DIMISSIONI SINDACO DI SALERNO, CAMMAROTA: “NESSUN ILLECITO” –

Non c’è nessun motivo per richiedere l’intervento del prefetto sulle dimissioni di Napoli poiché non vanno motivate. E la storia politica dell’Italia è piena, in ogni partito e a qualsiasi livello, di dimissioni anticipate prima della scadenza del mandato. La particolarità di Salerno è che Napoli non lo ha fatto per se stesso, ma per favorire il ritorno di Vincenzo De Luca, ma non è prefigurabile un illecito perché andrebbe dimostrato che Napoli è stato costretto o minacciato per farlo. È il motivo per il quale tra le tante lettere protocollate in questi giorni non ci sarà quella del presidente della commissione trasparenza Antonio Cammarota nelle richieste di fare luce sulle dimissioni. Cammarota invece ha preferito rivolgere un appello in vista del commissariamento super partes a tutti i consiglieri per lavorare insieme e indicare al commissario che guiderà l’ente fino alle amministrative, un elenco di priorità. Anche lui però si metterà al lavoro per preparare la sua candidatura senza confermare l’indiscrezione circolata in queste ore, ovvero che potrebbe schierarsi nel centro sinistra.

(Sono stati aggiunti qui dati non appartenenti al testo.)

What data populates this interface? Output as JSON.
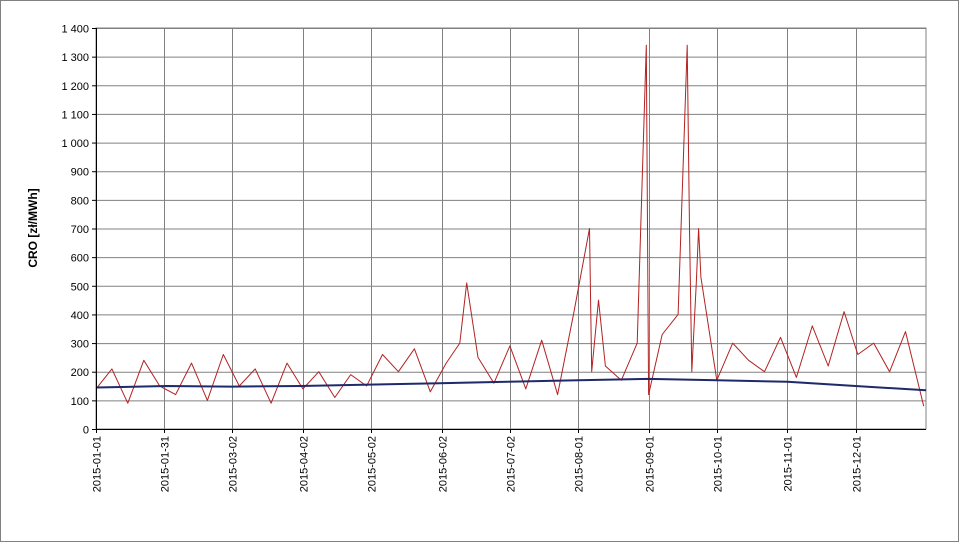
{
  "chart_data": {
    "type": "line",
    "title": "",
    "xlabel": "",
    "ylabel": "CRO [zł/MWh]",
    "ylim": [
      0,
      1400
    ],
    "yticks": [
      0,
      100,
      200,
      300,
      400,
      500,
      600,
      700,
      800,
      900,
      1000,
      1100,
      1200,
      1300,
      1400
    ],
    "ytick_labels": [
      "0",
      "100",
      "200",
      "300",
      "400",
      "500",
      "600",
      "700",
      "800",
      "900",
      "1 000",
      "1 100",
      "1 200",
      "1 300",
      "1 400"
    ],
    "xlim": [
      "2015-01-01",
      "2016-01-01"
    ],
    "xtick_labels": [
      "2015-01-01",
      "2015-01-31",
      "2015-03-02",
      "2015-04-02",
      "2015-05-02",
      "2015-06-02",
      "2015-07-02",
      "2015-08-01",
      "2015-09-01",
      "2015-10-01",
      "2015-11-01",
      "2015-12-01"
    ],
    "grid": true,
    "legend": "none",
    "series": [
      {
        "color": "#b22222",
        "x": [
          "2015-01-01",
          "2015-01-08",
          "2015-01-15",
          "2015-01-22",
          "2015-01-29",
          "2015-02-05",
          "2015-02-12",
          "2015-02-19",
          "2015-02-26",
          "2015-03-05",
          "2015-03-12",
          "2015-03-19",
          "2015-03-26",
          "2015-04-02",
          "2015-04-09",
          "2015-04-16",
          "2015-04-23",
          "2015-04-30",
          "2015-05-07",
          "2015-05-14",
          "2015-05-21",
          "2015-05-28",
          "2015-06-04",
          "2015-06-10",
          "2015-06-13",
          "2015-06-18",
          "2015-06-25",
          "2015-07-02",
          "2015-07-09",
          "2015-07-16",
          "2015-07-23",
          "2015-07-30",
          "2015-08-06",
          "2015-08-07",
          "2015-08-10",
          "2015-08-13",
          "2015-08-20",
          "2015-08-27",
          "2015-08-31",
          "2015-09-01",
          "2015-09-07",
          "2015-09-14",
          "2015-09-18",
          "2015-09-19",
          "2015-09-20",
          "2015-09-22",
          "2015-09-23",
          "2015-09-24",
          "2015-10-01",
          "2015-10-08",
          "2015-10-15",
          "2015-10-22",
          "2015-10-29",
          "2015-11-05",
          "2015-11-12",
          "2015-11-19",
          "2015-11-26",
          "2015-12-02",
          "2015-12-09",
          "2015-12-16",
          "2015-12-23",
          "2015-12-31"
        ],
        "values": [
          140,
          210,
          90,
          240,
          150,
          120,
          230,
          100,
          260,
          150,
          210,
          90,
          230,
          140,
          200,
          110,
          190,
          150,
          260,
          200,
          280,
          130,
          230,
          300,
          510,
          250,
          160,
          290,
          140,
          310,
          120,
          400,
          700,
          200,
          450,
          220,
          170,
          300,
          1340,
          120,
          330,
          400,
          1340,
          700,
          200,
          510,
          700,
          530,
          170,
          300,
          240,
          200,
          320,
          180,
          360,
          220,
          410,
          260,
          300,
          200,
          340,
          80
        ]
      },
      {
        "color": "#1f2a6b",
        "x": [
          "2015-01-01",
          "2015-02-01",
          "2015-03-01",
          "2015-04-01",
          "2015-05-01",
          "2015-06-01",
          "2015-07-01",
          "2015-08-01",
          "2015-09-01",
          "2015-10-01",
          "2015-11-01",
          "2015-12-01",
          "2016-01-01"
        ],
        "values": [
          145,
          150,
          148,
          150,
          155,
          160,
          165,
          170,
          175,
          170,
          165,
          150,
          135
        ]
      }
    ]
  }
}
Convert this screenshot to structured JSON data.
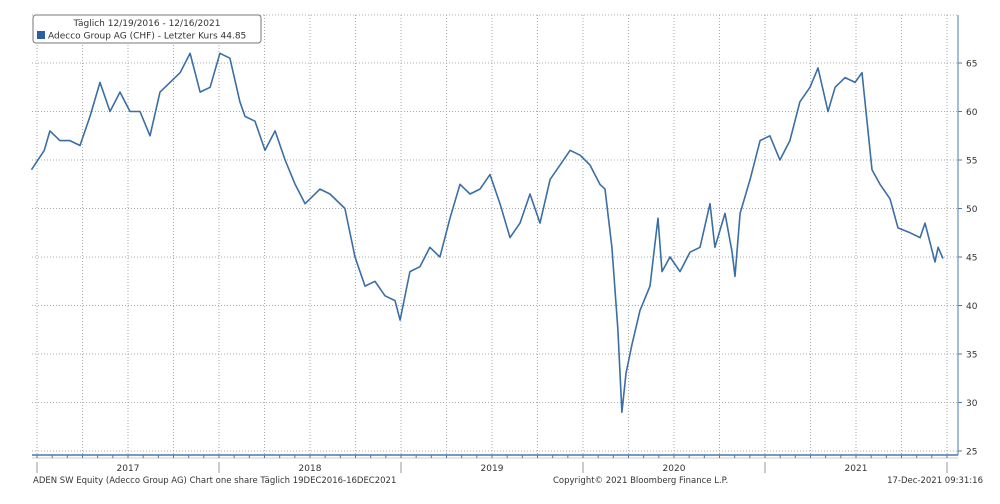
{
  "chart_data": {
    "type": "line",
    "legend": {
      "title": "Täglich 12/19/2016 - 12/16/2021",
      "series_label": "Adecco Group AG (CHF) - Letzter Kurs 44.85",
      "placement": "top-left"
    },
    "ylim": [
      25,
      70
    ],
    "yticks": [
      25,
      30,
      35,
      40,
      45,
      50,
      55,
      60,
      65
    ],
    "xlim": [
      2016.97,
      2021.98
    ],
    "year_labels": [
      "2017",
      "2018",
      "2019",
      "2020",
      "2021"
    ],
    "grid": true,
    "color": "#3a6ea5",
    "series": [
      {
        "name": "Adecco Group AG (CHF)",
        "x": [
          2016.97,
          2017.04,
          2017.071,
          2017.126,
          2017.181,
          2017.236,
          2017.291,
          2017.346,
          2017.401,
          2017.456,
          2017.511,
          2017.566,
          2017.621,
          2017.676,
          2017.731,
          2017.786,
          2017.841,
          2017.896,
          2017.951,
          2018.005,
          2018.06,
          2018.115,
          2018.143,
          2018.198,
          2018.253,
          2018.308,
          2018.363,
          2018.418,
          2018.473,
          2018.555,
          2018.61,
          2018.692,
          2018.747,
          2018.802,
          2018.857,
          2018.912,
          2018.967,
          2018.995,
          2019.049,
          2019.104,
          2019.159,
          2019.214,
          2019.269,
          2019.324,
          2019.379,
          2019.434,
          2019.489,
          2019.544,
          2019.599,
          2019.654,
          2019.709,
          2019.764,
          2019.819,
          2019.874,
          2019.929,
          2019.984,
          2020.038,
          2020.093,
          2020.121,
          2020.159,
          2020.192,
          2020.214,
          2020.236,
          2020.269,
          2020.313,
          2020.368,
          2020.396,
          2020.412,
          2020.434,
          2020.478,
          2020.533,
          2020.588,
          2020.643,
          2020.698,
          2020.725,
          2020.78,
          2020.819,
          2020.835,
          2020.863,
          2020.918,
          2020.973,
          2021.027,
          2021.082,
          2021.137,
          2021.192,
          2021.247,
          2021.291,
          2021.346,
          2021.385,
          2021.44,
          2021.495,
          2021.533,
          2021.555,
          2021.588,
          2021.632,
          2021.687,
          2021.731,
          2021.797,
          2021.852,
          2021.879,
          2021.934,
          2021.951,
          2021.978
        ],
        "values": [
          54,
          56,
          58,
          57,
          57,
          56.5,
          59.5,
          63,
          60,
          62,
          60,
          60,
          57.5,
          62,
          63,
          64,
          66,
          62,
          62.5,
          66,
          65.5,
          61,
          59.5,
          59,
          56,
          58,
          55,
          52.5,
          50.5,
          52,
          51.5,
          50,
          45,
          42,
          42.5,
          41,
          40.5,
          38.5,
          43.5,
          44,
          46,
          45,
          49,
          52.5,
          51.5,
          52,
          53.5,
          50.5,
          47,
          48.5,
          51.5,
          48.5,
          53,
          54.5,
          56,
          55.5,
          54.5,
          52.5,
          52,
          46,
          37.5,
          29,
          33,
          36,
          39.5,
          42,
          46.5,
          49,
          43.5,
          45,
          43.5,
          45.5,
          46,
          50.5,
          46,
          49.5,
          45.5,
          43,
          49.5,
          53,
          57,
          57.5,
          55,
          57,
          61,
          62.5,
          64.5,
          60,
          62.5,
          63.5,
          63,
          64,
          60,
          54,
          52.5,
          51,
          48,
          47.5,
          47,
          48.5,
          44.5,
          46,
          44.85
        ]
      }
    ]
  },
  "footer": {
    "left": "ADEN SW Equity (Adecco Group AG) Chart one share  Täglich 19DEC2016-16DEC2021",
    "center": "Copyright© 2021 Bloomberg Finance L.P.",
    "right": "17-Dec-2021 09:31:16"
  }
}
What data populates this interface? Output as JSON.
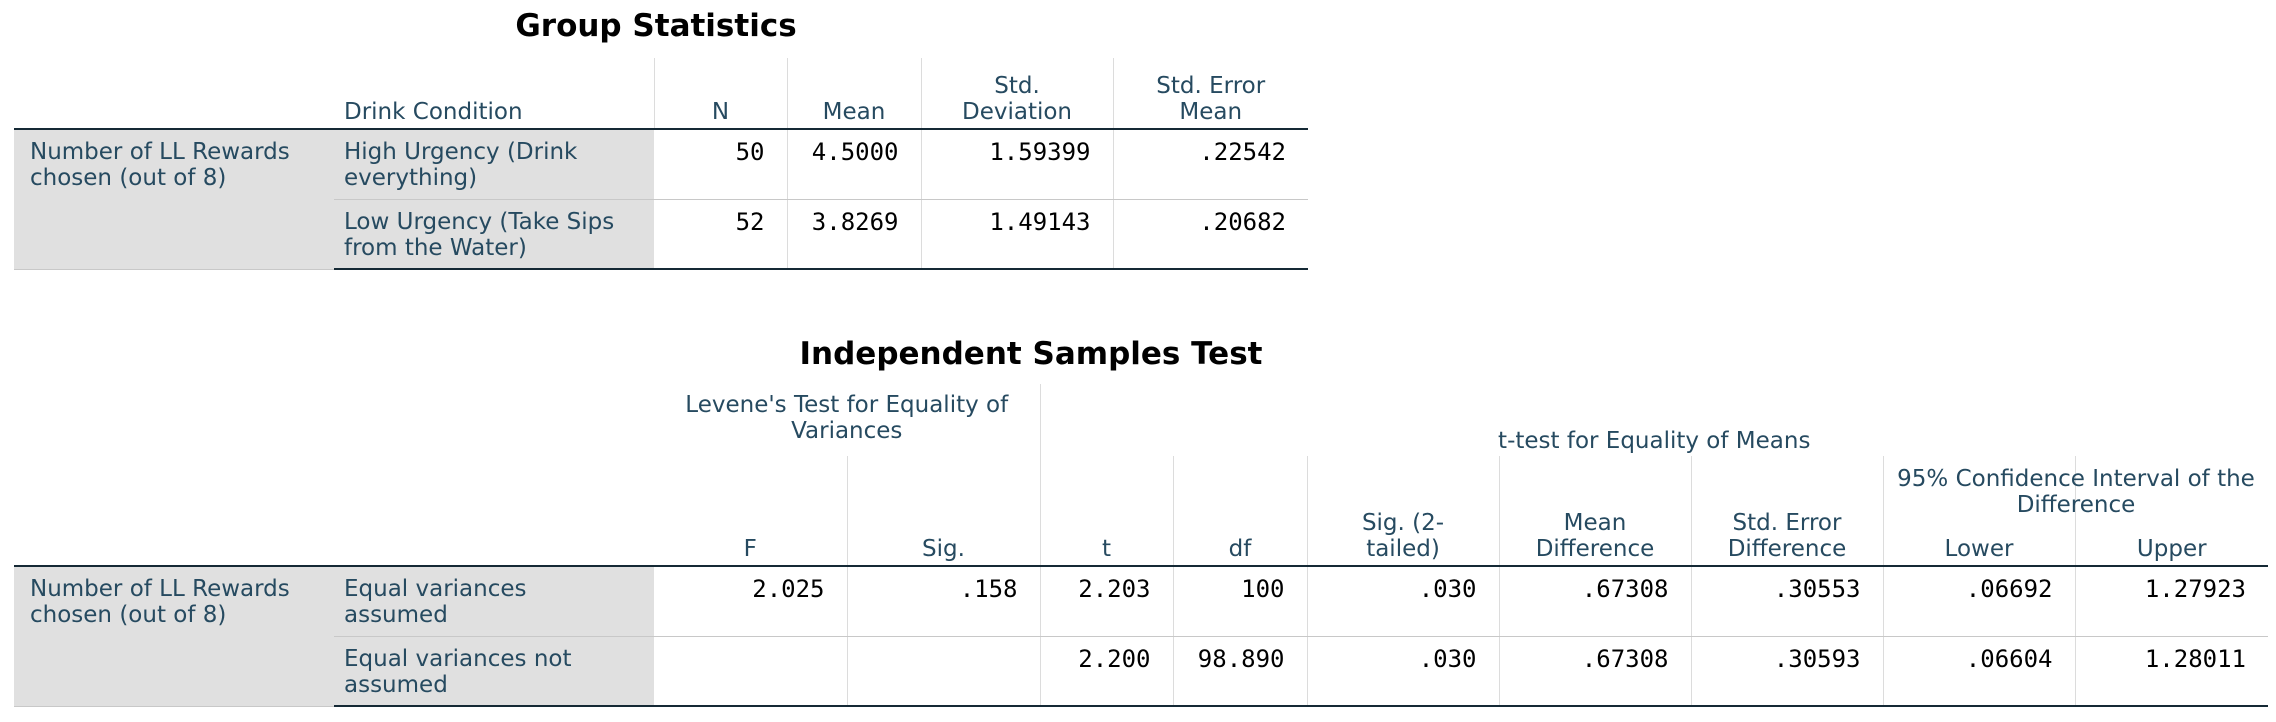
{
  "group_statistics": {
    "title": "Group Statistics",
    "headers": {
      "drink_condition": "Drink Condition",
      "n": "N",
      "mean": "Mean",
      "std_deviation": "Std. Deviation",
      "std_error_mean": "Std. Error Mean"
    },
    "variable_label": "Number of LL Rewards chosen (out of 8)",
    "rows": [
      {
        "condition": "High Urgency (Drink everything)",
        "n": "50",
        "mean": "4.5000",
        "std_deviation": "1.59399",
        "std_error_mean": ".22542"
      },
      {
        "condition": "Low Urgency (Take Sips from the Water)",
        "n": "52",
        "mean": "3.8269",
        "std_deviation": "1.49143",
        "std_error_mean": ".20682"
      }
    ]
  },
  "independent_samples_test": {
    "title": "Independent Samples Test",
    "levene_header": "Levene's Test for Equality of Variances",
    "ttest_header": "t-test for Equality of Means",
    "ci_header": "95% Confidence Interval of the Difference",
    "headers": {
      "f": "F",
      "sig": "Sig.",
      "t": "t",
      "df": "df",
      "sig_2tailed": "Sig. (2-tailed)",
      "mean_difference": "Mean Difference",
      "std_error_difference": "Std. Error Difference",
      "lower": "Lower",
      "upper": "Upper"
    },
    "variable_label": "Number of LL Rewards chosen (out of 8)",
    "rows": [
      {
        "assumption": "Equal variances assumed",
        "f": "2.025",
        "sig": ".158",
        "t": "2.203",
        "df": "100",
        "sig_2tailed": ".030",
        "mean_difference": ".67308",
        "std_error_difference": ".30553",
        "lower": ".06692",
        "upper": "1.27923"
      },
      {
        "assumption": "Equal variances not assumed",
        "f": "",
        "sig": "",
        "t": "2.200",
        "df": "98.890",
        "sig_2tailed": ".030",
        "mean_difference": ".67308",
        "std_error_difference": ".30593",
        "lower": ".06604",
        "upper": "1.28011"
      }
    ]
  }
}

Per quanto riguarda l’ appello super partes ai consiglieri comunali Cammarota ha chiesto di individuare un elenco di priorità sulle quali supportare il lavoro del commissario, piuttosto che perdere tempo sulle polemiche legate alle dimissioni,e per questo ha invitato domani, in Commissione trasparenza il segretario generale dell’Ente. . “Al di là delle polemiche sulle dimissioni di Enzo Napoli, reali o strumentali che siano, bisogna restare al servizio dei cittadini salernitani che ci hanno scelto fino all’ultimo giorno utile, favorendo l’insediamento del commissario prefettizio e facendogli trovare una road map di priorità per la città-ha scritto infatti il consigliere che sta già lavorando sulla sua candidatura al Comune di Salerno – Ormai le dimissioni sono una decisione presa, ogni minuto trascorso a discutere ancora di questa circostanza, è un minuto rubato alle necessità delle persone, una beffa e un auto-referenzialismo che non servono a nessuno” . L’adesione alle misure previste dal Governo per la rottamazione delle cartelle esattoriali – tra le cose proposte da Cammarota – le fonti di finanziamento a cui attingere per risolvere annosi problemi per la città: tre mesi di immobilismo potrebbero dare il colpo di grazia a situazioni altamente critiche come quelle del pattinodromo e dei campi da tennis adiacenti.